For days, I did very little BUT read. And at some point, I surfaced long enough to think about the book’s structure.

Oh, sure, you can easily point to the way Ruth talks about her various disguises and hunt for their personas as the structure. The persona, and then the string of restaurants she visited. It all ends with the actual review.

Go deeper, though. Early on, Ruth tells us that moving to New York is going home. And early in her adventures, she does a lot of remembering. You can feel her revisiting the memories and putting them to rest. Her adventures and meals are the vehicle for her coming to terms with her past.

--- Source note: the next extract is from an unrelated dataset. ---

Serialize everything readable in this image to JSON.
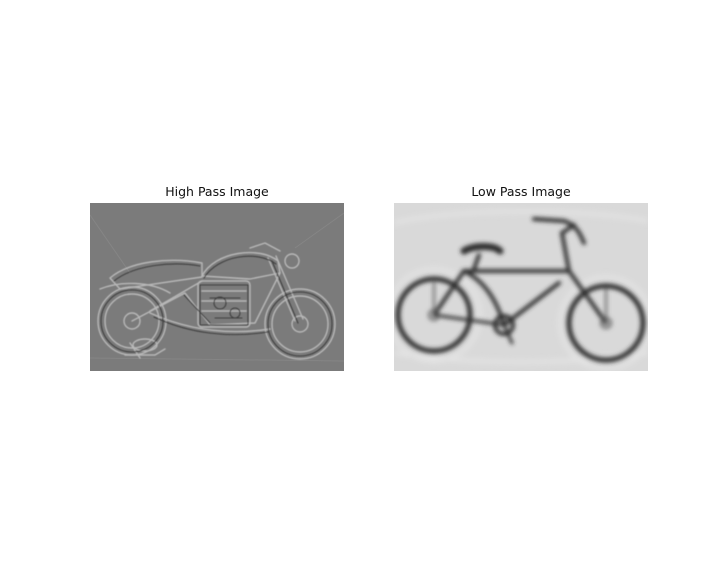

But the longer she’s working, the fewer those moments become. Instead, the new life she’s built creeps into the prose. We may not hear as much about her husband, but we hear more about her son. Politics at the paper. Becoming a celebrity. All this changes her, too, and as her friend and co-worker Carol gets sicker, her personas get meaner and harder to be around — and her friends, being true friends, call her on it.

It’s fascinating to see how the structure of the book ties in so nicely to Ruth’s own changes. It was totally unexpected, how she ties it all together, with food ever at the center, until this isn’t an inside look at being a restaurant critic anymore. Nope. It becomes a story of one woman’s personal journey, and how the people along the way touch her.

I don’t often find books that I can’t put down. It’s even rarer that I find non-fiction that I can’t put down. Go pick this one up — if you’re local, nab my copy before it winds up in a Little Free Library somewhere. It’s okay if you don’t see the brilliance in the structure the way I did. I’m the editor, after all. My approach to the written word is bound to be a bit different.